1. Field of the Invention
The present invention relates to a circuit breaker, and more particularly to a temperature sensitive circuit breaker that opens the circuit when a high temperature condition or a current overload exists.
2. Description of Related Art
With reference to FIG. 6, a conventional circuit breaker in accordance with the prior art comprises a base (50), a core (53), two U-shaped rails (54), two prongs (55), a connector (60), a first spring (64) and a second spring (65). A cavity (51) centrally defined in the base (50) and extending to the top of the base (50). A chamber (52) is defined in the base (50) and communicates with the cavity (51). The core (53) is secured in the cavity (51) and made of meltable material so that the core (53) will melt and the melted material will flow into the chamber (52) due to a high temperature caused by a current overload. The U-shaped rails (54) are attached perpendicularly to the top of the base (50) on diametrically opposite sides of the cavity (51). Each rail (54) has a slot (not shown) defined in the bottom of the rail (54) aligning with and facing the slot in the other rail (54). The prongs (55) extend through the base (50), and part of each prong (55) is embedded in tile base (50). A convex contact (551) is formed on a first end of each prong (55) and aligns with the slot in the rail (54). A second end of each prong (55) is electrically connected to the circuit.
The connector (60) is electrically connected between the two prongs (55) and comprises two slides (61), a bridge (62) and a rod (63). The slides (61) are respectively slidably mounted in the U-shaped rails (54). Each slide (61) has a first side (not numbered) abutting the contract (551) on the prong (55) and a second side (not numbered) electrically connected to a bridge (62) so that the two prongs (55) are electrically connected to each other. The rod (63) has a first end attached to the bottom of the bridge (62) and a second end securely inserted into the core (53). The first spring (64) mounted around the rod (63) and is compressed between the top of the base (50) and the bottom of the bridge (62). A second spring (65) has first end attached to the top of the bridge (62) and a second end attached to the casing (70) so the second spring (65) is stretched between the bridge (62) and the casing (70).
With reference to FIG. 7, when the circuit (not shown) to which the breaker is attached has a current overload and a resultant high temperature, the core (53) melts and flows into the chamber (52). This frees the rod (53) from the core (53), and restitution force in the first and second springs (64, 65) detach the bridge (62) from the rail (54). Then the circuit to which the breaker is attached is broken because the two prongs (55) are disconnected from each other.
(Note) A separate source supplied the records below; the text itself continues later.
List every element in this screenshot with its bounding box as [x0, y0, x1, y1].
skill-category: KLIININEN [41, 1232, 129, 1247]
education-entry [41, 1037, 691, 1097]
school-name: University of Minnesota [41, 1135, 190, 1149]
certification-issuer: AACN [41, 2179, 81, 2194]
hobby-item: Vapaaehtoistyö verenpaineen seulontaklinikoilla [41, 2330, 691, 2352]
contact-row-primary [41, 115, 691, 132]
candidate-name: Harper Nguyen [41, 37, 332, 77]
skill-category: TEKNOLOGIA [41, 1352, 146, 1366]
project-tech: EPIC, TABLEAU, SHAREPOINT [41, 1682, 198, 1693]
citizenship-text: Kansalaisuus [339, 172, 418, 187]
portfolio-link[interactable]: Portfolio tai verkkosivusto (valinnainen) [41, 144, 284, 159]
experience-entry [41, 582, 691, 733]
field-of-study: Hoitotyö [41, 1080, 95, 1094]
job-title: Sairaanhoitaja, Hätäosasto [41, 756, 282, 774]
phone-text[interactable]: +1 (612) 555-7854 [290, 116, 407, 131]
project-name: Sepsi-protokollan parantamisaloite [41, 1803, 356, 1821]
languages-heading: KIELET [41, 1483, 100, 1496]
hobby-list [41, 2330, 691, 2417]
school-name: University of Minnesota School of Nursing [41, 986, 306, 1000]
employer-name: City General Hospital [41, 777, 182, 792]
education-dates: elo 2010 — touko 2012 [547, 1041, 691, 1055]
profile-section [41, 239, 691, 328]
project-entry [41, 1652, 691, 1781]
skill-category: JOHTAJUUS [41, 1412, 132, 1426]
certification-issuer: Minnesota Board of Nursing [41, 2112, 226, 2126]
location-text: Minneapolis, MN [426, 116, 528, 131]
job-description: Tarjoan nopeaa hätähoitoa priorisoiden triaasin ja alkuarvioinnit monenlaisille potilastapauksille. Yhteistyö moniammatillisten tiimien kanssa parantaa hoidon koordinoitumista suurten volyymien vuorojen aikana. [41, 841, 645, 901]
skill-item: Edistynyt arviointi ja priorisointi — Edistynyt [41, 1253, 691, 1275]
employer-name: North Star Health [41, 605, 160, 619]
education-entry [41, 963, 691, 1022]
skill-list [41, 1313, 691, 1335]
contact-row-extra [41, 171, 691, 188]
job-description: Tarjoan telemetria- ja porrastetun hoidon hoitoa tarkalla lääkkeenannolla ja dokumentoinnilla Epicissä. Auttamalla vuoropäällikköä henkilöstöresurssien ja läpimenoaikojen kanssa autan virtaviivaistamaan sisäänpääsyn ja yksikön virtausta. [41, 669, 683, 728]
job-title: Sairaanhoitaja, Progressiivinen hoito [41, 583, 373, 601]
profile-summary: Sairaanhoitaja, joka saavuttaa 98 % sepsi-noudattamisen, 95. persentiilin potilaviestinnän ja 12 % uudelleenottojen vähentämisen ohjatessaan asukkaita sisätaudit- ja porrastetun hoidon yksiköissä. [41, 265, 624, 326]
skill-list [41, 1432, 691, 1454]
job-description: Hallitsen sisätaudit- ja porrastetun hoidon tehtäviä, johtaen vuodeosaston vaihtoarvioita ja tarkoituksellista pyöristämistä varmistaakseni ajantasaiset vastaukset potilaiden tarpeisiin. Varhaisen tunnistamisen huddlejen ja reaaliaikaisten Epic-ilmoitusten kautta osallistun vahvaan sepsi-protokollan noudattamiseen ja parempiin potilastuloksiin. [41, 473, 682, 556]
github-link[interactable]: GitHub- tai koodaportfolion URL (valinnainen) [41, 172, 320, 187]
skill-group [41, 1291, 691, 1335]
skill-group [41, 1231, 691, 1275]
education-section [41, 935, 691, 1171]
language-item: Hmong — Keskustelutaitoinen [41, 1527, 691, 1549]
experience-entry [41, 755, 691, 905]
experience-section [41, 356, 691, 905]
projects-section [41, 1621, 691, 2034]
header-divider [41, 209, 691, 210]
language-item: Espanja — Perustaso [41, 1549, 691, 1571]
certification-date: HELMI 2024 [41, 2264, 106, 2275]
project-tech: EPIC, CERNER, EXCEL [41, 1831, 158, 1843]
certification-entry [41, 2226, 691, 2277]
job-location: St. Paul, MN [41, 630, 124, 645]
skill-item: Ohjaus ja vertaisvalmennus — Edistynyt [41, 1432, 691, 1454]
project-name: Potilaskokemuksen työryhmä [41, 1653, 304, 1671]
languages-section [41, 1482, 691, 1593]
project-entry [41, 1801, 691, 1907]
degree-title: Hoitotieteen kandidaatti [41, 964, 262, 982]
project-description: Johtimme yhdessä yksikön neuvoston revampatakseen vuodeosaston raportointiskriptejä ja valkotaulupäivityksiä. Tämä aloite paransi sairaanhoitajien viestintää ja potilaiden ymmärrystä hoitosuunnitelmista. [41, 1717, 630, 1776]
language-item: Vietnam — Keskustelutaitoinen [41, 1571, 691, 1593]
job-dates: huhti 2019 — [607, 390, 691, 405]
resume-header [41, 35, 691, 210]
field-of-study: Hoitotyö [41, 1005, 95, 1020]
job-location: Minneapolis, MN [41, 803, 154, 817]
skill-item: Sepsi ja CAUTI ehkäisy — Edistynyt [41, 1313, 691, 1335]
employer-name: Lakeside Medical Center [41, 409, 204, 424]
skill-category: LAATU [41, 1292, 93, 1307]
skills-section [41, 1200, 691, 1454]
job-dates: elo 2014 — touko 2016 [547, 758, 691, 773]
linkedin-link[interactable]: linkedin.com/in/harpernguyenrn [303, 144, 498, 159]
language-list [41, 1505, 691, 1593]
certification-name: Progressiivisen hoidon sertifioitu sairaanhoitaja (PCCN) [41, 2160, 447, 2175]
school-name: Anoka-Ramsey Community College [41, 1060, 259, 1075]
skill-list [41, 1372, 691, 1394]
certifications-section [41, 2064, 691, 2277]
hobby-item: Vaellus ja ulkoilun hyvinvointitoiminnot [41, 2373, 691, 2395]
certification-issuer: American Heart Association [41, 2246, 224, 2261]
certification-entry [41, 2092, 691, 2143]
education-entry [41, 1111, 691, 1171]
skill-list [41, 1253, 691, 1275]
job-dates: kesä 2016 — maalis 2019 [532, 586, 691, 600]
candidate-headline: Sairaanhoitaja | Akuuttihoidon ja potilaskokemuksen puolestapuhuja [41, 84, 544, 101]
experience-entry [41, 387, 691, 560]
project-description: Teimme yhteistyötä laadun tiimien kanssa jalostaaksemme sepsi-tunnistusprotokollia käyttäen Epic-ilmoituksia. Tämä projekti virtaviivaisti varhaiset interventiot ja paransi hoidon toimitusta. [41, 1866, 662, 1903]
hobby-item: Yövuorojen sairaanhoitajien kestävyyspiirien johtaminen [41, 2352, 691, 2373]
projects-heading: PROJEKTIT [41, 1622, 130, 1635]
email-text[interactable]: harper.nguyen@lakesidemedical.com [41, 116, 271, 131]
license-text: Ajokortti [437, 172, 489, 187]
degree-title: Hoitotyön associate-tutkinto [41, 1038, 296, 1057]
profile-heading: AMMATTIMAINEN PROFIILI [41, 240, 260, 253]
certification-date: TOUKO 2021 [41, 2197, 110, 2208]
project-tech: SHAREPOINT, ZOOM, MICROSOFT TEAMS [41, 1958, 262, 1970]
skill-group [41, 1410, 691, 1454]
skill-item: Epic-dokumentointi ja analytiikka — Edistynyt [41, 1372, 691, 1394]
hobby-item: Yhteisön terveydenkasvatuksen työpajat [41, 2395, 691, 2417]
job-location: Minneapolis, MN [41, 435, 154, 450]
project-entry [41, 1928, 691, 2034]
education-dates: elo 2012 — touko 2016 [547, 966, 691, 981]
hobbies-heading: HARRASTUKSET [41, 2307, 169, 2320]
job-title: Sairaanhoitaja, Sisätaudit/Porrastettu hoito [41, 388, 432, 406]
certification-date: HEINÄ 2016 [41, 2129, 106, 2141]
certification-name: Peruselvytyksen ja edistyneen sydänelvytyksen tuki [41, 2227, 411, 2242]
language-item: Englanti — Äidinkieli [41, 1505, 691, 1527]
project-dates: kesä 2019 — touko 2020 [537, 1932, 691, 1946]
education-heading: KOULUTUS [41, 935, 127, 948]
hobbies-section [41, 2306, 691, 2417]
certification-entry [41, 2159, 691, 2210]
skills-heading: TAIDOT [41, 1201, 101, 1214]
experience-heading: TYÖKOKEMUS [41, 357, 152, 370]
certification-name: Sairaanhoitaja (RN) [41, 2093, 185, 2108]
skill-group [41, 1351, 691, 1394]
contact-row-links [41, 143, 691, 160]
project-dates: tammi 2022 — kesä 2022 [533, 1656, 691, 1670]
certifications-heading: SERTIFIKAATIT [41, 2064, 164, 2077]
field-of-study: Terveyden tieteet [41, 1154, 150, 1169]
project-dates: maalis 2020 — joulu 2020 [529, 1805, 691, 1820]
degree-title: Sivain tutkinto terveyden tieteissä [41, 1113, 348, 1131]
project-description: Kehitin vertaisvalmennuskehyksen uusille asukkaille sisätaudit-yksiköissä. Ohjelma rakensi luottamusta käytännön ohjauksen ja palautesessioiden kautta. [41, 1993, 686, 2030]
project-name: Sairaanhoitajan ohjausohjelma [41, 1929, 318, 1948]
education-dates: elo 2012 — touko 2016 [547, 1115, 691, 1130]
The conventional circuit breaker breaks the circuit only when the circuit has a high temperature that is caused by an overload current. However, a current overload does not necessarily cause a high temperature so that the current overload may damage the circuit. Furthermore, the conventional circuit breaker comprises many small elements, such as the rod (63) and the two springs (64, 65) that are hard to assemble in the casing (70), and conventional circuit breaker can only be used one time because the core (53) can not be restored to its original configuration after being melted.
The present invention has arisen to mitigate and/or obviate the disadvantages of the conventional circuit breaker.
The main objective of the present invention is to provide a simpler circuit breaker that opens the circuit to which it is attached whatever a high temperature or a current overload in the circuit.
To achieve tile objective, the circuit breaker in accordance with the present invention comprises two contacts electrically mounted on a circuit board and an insulating pivot seat attached to the circuit board between the two contacts. A lever has a first end pivotally connected to the pivot seat and connected to one of the contact and a second end electrically connected to the other contact. A non-metallic expansive rod is mounted on the circuit board below the lever to push the lever upwardly to make the second end of lever disconnect from the contact when a high temperature in the circuit is transferred to the expansive rod. A breaking member is connected between a second end of the lever and the other contact on the circuit board. A high temperature associated with a current overload causes the breaking member to melt and open a circuit to which the breaker is attached.
Further benefits and advantages of the present invention will become apparent after a careful reading of the detailed description with appropriate reference to the accompanying drawings.